Oct 22, 2012 at 9:49 AM | Registered CommenterMike Jackson

The great problem with FOI is that things which emerge are treated with sensational reporting by those with an agenda. In real records of real events I would expect to see errors, uncertainty, bias. What is important is to reveal them as they are. Routinely, regularly, warts and all. Unfortunately some people really cannot stand to be seen to make a mistake and will not admit any sort of uncertainty. It is that which has got us where we are today. Policymakers require informed advice. They really do not want to hear 'I am not sure' from their advisors. So we end up with fake certainty which if challenged is reinforced with more and more bluster. Familiar?

Oct 22, 2012 at 1:23 PM | Registered Commenterrhoda


Unfortunately some people really cannot stand to be seen to make a mistake and will not admit any sort of uncertainty.

I don't it's only or even mainly ego.
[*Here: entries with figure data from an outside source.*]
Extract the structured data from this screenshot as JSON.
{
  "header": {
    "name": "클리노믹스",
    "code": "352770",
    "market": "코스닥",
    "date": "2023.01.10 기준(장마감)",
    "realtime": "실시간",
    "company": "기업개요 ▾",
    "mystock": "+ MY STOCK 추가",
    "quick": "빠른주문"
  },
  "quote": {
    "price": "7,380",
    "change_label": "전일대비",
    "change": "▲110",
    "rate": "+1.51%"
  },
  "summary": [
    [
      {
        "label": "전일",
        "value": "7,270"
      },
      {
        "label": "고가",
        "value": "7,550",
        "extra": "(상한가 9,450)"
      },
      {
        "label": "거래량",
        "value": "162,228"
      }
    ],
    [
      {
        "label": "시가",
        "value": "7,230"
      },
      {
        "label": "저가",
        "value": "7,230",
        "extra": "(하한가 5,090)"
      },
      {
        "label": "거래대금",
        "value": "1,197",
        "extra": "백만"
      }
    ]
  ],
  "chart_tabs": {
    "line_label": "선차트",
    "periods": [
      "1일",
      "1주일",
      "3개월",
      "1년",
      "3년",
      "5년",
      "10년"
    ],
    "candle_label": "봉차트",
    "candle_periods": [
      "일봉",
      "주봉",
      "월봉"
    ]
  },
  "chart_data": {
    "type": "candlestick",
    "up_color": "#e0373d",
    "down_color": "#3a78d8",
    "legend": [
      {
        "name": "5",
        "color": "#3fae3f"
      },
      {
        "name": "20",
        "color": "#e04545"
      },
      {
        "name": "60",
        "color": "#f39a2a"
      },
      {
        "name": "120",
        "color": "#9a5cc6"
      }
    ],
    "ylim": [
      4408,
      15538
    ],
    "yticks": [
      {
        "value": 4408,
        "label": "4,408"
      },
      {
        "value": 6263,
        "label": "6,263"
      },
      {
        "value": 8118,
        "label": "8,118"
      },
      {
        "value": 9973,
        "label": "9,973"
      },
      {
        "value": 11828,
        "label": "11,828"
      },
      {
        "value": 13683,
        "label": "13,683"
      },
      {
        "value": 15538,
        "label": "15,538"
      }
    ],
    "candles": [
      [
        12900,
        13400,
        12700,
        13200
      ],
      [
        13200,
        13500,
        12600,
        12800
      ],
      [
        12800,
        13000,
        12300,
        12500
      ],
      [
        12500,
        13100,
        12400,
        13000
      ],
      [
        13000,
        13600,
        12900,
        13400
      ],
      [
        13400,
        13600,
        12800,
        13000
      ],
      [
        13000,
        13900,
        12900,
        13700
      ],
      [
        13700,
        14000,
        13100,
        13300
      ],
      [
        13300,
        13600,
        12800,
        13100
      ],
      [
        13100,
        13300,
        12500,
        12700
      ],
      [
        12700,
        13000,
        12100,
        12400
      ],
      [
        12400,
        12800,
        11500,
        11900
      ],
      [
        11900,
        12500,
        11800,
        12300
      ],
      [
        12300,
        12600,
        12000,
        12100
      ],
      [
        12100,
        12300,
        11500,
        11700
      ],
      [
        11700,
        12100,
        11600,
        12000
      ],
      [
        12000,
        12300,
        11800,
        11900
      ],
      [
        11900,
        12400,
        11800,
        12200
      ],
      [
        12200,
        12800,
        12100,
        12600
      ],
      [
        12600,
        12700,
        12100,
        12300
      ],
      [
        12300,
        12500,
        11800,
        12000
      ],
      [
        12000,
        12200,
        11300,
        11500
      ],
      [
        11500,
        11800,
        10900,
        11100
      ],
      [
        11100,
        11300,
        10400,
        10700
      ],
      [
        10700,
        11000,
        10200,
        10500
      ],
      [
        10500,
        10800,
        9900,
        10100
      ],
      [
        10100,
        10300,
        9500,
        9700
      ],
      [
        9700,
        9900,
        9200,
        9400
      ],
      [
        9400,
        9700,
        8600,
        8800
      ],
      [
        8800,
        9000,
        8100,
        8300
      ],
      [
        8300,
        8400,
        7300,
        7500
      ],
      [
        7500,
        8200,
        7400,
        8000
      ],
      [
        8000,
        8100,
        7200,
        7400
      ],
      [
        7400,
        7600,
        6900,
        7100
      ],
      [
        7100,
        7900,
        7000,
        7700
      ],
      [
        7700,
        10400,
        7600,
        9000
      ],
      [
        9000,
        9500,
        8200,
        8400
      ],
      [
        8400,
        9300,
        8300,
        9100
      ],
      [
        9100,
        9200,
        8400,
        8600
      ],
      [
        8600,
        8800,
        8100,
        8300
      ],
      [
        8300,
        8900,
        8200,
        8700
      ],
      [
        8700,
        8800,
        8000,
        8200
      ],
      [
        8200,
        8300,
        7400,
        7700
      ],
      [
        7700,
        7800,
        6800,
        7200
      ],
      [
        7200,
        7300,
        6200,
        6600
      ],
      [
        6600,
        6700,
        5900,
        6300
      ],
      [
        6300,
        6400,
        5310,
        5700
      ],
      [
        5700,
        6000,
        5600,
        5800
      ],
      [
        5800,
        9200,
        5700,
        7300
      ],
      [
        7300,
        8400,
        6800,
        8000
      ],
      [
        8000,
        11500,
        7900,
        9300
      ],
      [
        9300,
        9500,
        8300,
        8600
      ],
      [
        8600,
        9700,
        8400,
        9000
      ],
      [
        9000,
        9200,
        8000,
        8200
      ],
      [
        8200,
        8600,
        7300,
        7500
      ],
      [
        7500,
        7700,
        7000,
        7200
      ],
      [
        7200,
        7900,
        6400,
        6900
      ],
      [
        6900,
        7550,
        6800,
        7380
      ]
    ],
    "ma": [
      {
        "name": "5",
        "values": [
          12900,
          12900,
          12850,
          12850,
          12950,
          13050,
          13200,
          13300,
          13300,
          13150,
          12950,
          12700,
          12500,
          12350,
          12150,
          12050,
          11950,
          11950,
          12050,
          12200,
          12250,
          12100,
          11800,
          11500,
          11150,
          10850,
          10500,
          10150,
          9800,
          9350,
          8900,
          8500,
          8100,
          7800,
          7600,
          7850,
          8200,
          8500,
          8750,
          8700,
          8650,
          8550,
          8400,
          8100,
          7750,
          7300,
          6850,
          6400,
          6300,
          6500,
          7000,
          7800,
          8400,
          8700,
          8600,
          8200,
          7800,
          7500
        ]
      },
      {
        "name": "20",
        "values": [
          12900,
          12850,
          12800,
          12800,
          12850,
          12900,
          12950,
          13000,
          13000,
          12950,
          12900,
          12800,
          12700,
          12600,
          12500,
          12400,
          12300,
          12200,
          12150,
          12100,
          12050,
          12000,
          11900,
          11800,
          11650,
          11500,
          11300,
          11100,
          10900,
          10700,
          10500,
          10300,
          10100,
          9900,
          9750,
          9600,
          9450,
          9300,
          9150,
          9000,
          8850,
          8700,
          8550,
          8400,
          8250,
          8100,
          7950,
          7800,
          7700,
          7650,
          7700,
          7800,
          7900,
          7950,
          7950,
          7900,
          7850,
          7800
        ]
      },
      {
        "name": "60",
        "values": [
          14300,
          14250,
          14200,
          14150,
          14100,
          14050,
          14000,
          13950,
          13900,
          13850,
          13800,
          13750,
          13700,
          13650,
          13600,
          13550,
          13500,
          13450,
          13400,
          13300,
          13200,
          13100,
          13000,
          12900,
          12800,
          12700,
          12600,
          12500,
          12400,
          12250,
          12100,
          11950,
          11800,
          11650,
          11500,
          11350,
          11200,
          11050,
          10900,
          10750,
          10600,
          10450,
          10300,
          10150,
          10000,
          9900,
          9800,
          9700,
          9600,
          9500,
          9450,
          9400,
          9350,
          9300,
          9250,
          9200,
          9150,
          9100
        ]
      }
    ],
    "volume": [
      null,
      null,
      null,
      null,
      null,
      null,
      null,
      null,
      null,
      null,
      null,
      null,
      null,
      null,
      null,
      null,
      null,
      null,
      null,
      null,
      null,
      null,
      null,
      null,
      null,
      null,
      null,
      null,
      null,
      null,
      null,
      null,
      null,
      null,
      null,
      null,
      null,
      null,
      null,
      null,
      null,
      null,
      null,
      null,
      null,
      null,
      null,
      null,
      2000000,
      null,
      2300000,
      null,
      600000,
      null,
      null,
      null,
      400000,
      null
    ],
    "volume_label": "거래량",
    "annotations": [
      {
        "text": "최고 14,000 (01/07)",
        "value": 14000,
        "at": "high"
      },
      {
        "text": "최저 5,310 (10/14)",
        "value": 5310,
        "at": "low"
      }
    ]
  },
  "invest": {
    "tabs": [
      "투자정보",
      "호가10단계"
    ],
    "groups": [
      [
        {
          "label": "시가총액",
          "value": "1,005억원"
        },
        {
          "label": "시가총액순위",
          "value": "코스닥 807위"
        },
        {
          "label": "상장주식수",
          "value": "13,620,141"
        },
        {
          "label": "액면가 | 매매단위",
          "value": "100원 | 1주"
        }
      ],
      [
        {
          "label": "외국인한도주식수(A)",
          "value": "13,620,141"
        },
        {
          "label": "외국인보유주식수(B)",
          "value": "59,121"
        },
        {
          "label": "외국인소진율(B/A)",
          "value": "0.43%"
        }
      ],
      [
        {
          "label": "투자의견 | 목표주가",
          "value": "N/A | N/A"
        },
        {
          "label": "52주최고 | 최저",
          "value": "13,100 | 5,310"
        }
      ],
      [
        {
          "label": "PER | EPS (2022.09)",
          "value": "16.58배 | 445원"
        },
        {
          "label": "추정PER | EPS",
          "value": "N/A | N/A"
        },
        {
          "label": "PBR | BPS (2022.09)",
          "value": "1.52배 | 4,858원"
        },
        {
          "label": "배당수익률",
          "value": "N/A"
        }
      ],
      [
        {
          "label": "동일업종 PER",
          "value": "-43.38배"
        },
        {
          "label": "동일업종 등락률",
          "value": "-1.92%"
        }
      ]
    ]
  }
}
As Alistair Campbell would tell you (and he should know) it's the 24-hour news cycle plus Twitter, vastly extending the reach of the chatterati and not always increasing its combined intelligence. A small and momentary mistake or error of judgment is blown out of all proportion. Or even calling a policeman who refuses to open a gate for you that he has in the past a 'pleb'. I really don't care - but those within the police that currently feel terribly wounded by the current administration saw their chance. (And given that Cameron's brilliant statement in the Commons on Hillsborough is a big reason that the big blue cheeses are so offended, I am passionately with the administration on this one. At least that's the way I currently see it. But one has to ignore many of the scandals de jour to see the real rotting carcases, in my jaundiced view.)

Oct 22, 2012 at 3:39 PM | Unregistered CommenterRichard Drake

Richard, in my fevered imagination were I in the hot seat I'd ignore the daily political agenda and the 24hour news cycle and just do things right.

Unfortunately in my experience when you find yourself in the shoes of someone you have criticised you find that options are limited and you tend to act as they did.

To quote I think William Connoly, when you want to criticise someone, walk a mile in his shoes. Then you're a mile away and you've got his shoes.

Oct 22, 2012 at 4:22 PM | Unregistered Commenterrhoda

It's virtually impossible to ignore the daily agenda (which anyone who follows 'Today' will tell you is set by the BBC each morning — but only because the politicians let it).
Try it and you have the media pouring demands for the information they want (what the public might want is irrelevant) into your mail box.
The main reason why government at the moment is looking lost (apart from the intrinsic difficulties of coping with matter and anti-matter in close proximity in a coalition) is that Cameron is being bombarded day in day out by conflicting opinions and demands on every subject imaginable and he hasn't got the steel that Thatcher or Wilson had to resist them. Both those PMs knew what they wanted and where they were going.
Cameron is a genuine "heir to Blair", as he wanted to be, in not having any sort of real idea of where he is taking the country or where he wants to take it.
In the modern world that leaves the gate wide open for any number of vested interests to fill the vacuum with the media leading the way.